Thursday, April 12, 2007

The Very Model Of A Modern Major Op-Ed Editorial!

Well, it's not exactly an Op-Ed since it is written by one of the (for at least another couple days) editorial writers, but it's a perfect example of what should be on the Op-Ed page, particularly since that page is about to be conjoined with the Sunday book review section.

It's funny, well written (so you know it's not by Joel Stein) and it's not only about Los Angeles - but it's about the three basic pillars of life in Los Angeles. Driving, parking - and the Dodgers. Plus it references Vin Scully. It also equally references our common experiences as Angelinos and a scholarly, if entertaining, book about economic theory.

More comment at the end of the piece.

The furious wisdom of baseball crowds
Instead of letting fans follow their own parking strategies, the Dodgers created constricted parking zones and egregious traffic.
Matt Welch

April 11, 2007

ACCORDING TO "The Wisdom of Crowds," a 2004 book by James Surowiecki, pluralistic markets of non-specialist individuals tend to arrive at conclusions and predictions that are reliably more accurate and efficient than those made by experts.
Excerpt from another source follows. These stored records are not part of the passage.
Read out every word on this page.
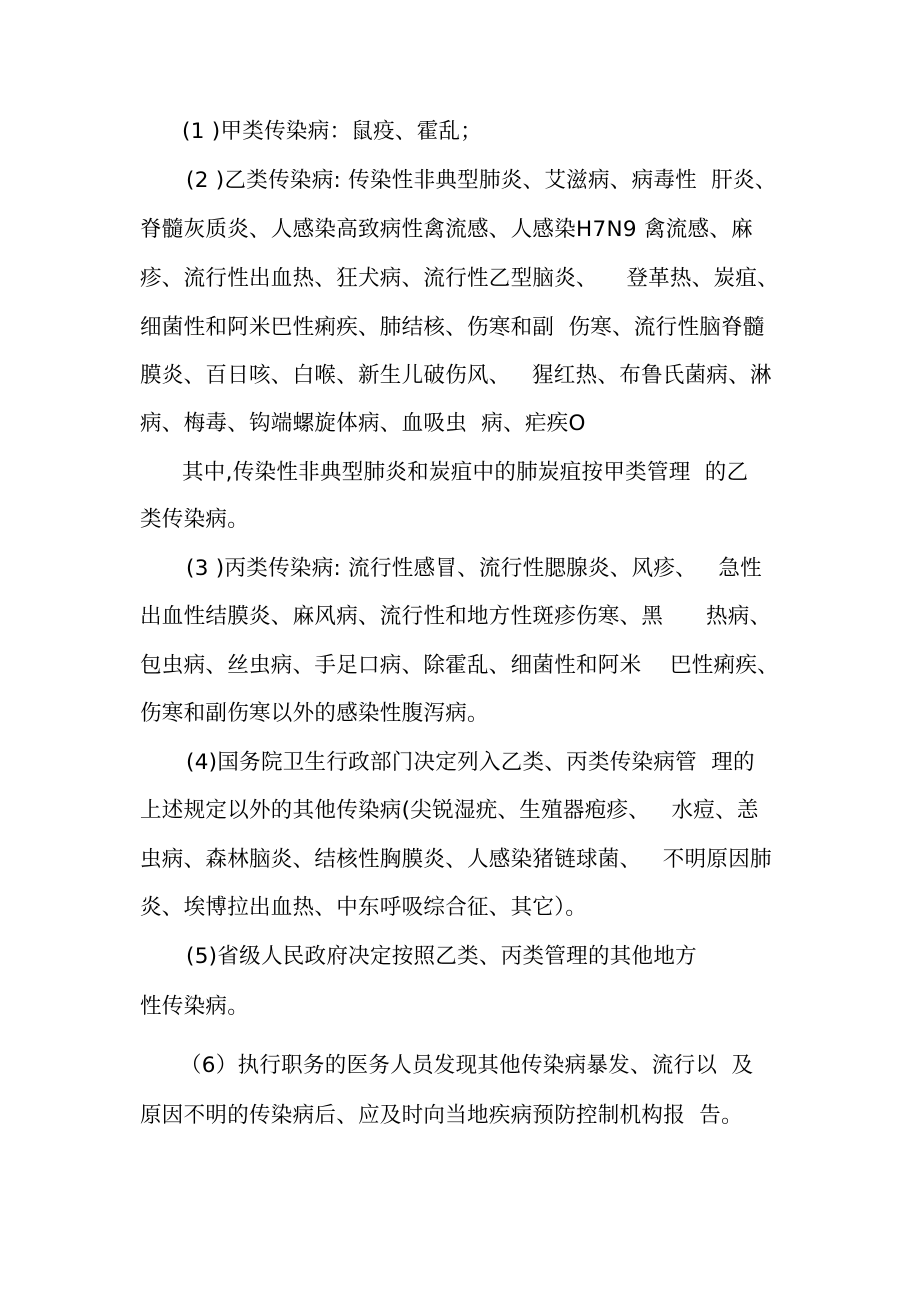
(1 )甲类传染病：鼠疫、霍乱；
(2 )乙类传染病: 传染性非典型肺炎、艾滋病、病毒性  肝炎、
脊髓灰质炎、人感染高致病性禽流感、人感染H7N9 禽流感、麻
疹、流行性出血热、狂犬病、流行性乙型脑炎、    登革热、炭疽、
细菌性和阿米巴性痢疾、肺结核、伤寒和副  伤寒、流行性脑脊髓
膜炎、百日咳、白喉、新生儿破伤风、   猩红热、布鲁氏菌病、淋
病、梅毒、钩端螺旋体病、血吸虫  病、疟疾O
其中,传染性非典型肺炎和炭疽中的肺炭疽按甲类管理  的乙
类传染病。
(3 )丙类传染病: 流行性感冒、流行性腮腺炎、风疹、   急性
出血性结膜炎、麻风病、流行性和地方性斑疹伤寒、黑      热病、
包虫病、丝虫病、手足口病、除霍乱、细菌性和阿米    巴性痢疾、
伤寒和副伤寒以外的感染性腹泻病。
(4)国务院卫生行政部门决定列入乙类、丙类传染病管  理的
上述规定以外的其他传染病(尖锐湿疣、生殖器疱疹、   水痘、恙
虫病、森林脑炎、结核性胸膜炎、人感染猪链球菌、   不明原因肺
炎、埃博拉出血热、中东呼吸综合征、其它）。
(5)省级人民政府决定按照乙类、丙类管理的其他地方
性传染病。
（6）执行职务的医务人员发现其他传染病暴发、流行以  及
原因不明的传染病后、应及时向当地疾病预防控制机构报  告。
Another way of putting it — and I'm talking to you, Frank McCourt! — is that baseball fans already knew how to park at Dodger Stadium.

In L.A., where no intelligence is more coveted than knowledge of optimal driving routes, the masses have long developed their own idiosyncratic strategies to cope with such logistical squeeze plays as going from Venice to Hollywood at rush hour, Las Vegas to Los Angeles on a Sunday evening — and to and from Dodger Stadium on opening day. Some routes are better than others, but the net result of group experimentation is that a bad situation doesn't get much worse.

Enter the Dodgers' pratfall-prone owner. McCourt (who made a fortune in parking lots in his native Boston) decided in the off-season that the way to improve Chavez Ravine's car-crunch was to eliminate the one thing keeping it from being a real nightmare: human choice.

Now, instead of traffic flowing opportunistically into whatever route the defense offers, fans are being herded like goats into lots near where they enter, and forced (with a few exceptions) to leave exactly from whence they came. The result Monday was as predictable as a runner advancing on Juan Pierre: The worst traffic most people had ever seen at a baseball game.

I managed the two-mile- plus post-game commute to work in a cool 90 minutes, and even that doesn't do justice to the horror. Planners have created scores of new parking spots from which you can only exit by backing up directly into the three-lane flow of outbound traffic, a feat requiring an average of three uniformed traffic herders per disruption.

Thankfully, the Dodgers' website urges attendees to check the "parking alert page," where you can learn such handy tips of the day as "check traffic before you leave for the stadium" and "arrive early at the ballpark to avoid missing any of the game." Even that latter tip is a cruel hoax: The parking gates only open two hours before game time so as to discourage tailgating.

I know opening day is always a bit chaotic. But this just won't do, Frank. Dodger Stadium is a holy place, even to us Angels fans. Baseball enthusiasts don't ask for much — we want to be able to buy a hot dog in less than an inning, say, and to spend more time inside the park than outside in our cars.

Instead, we find ourselves cursing the foolishness of Dodger planning and wondering how anyone could think this is worth a 50% hike in parking fees. If the situation doesn't improve soon, the wisdom of the best crowds in baseball may conclude that it's more rewarding to stay home and listen to Vin Scully.


Matt Welch

The only things missing are a hot link to the LA Times review of the book quoted and a list of books about traffic theory, the Dodgers and parking management. A nice touch would also have been links to articles or blogs that described the horror of opening day at Dodger Stadium. A link to the sound clip of the destruction of the Hindenburg could have also been included, but only at the risk of trivializing what happened at Dodger Stadium.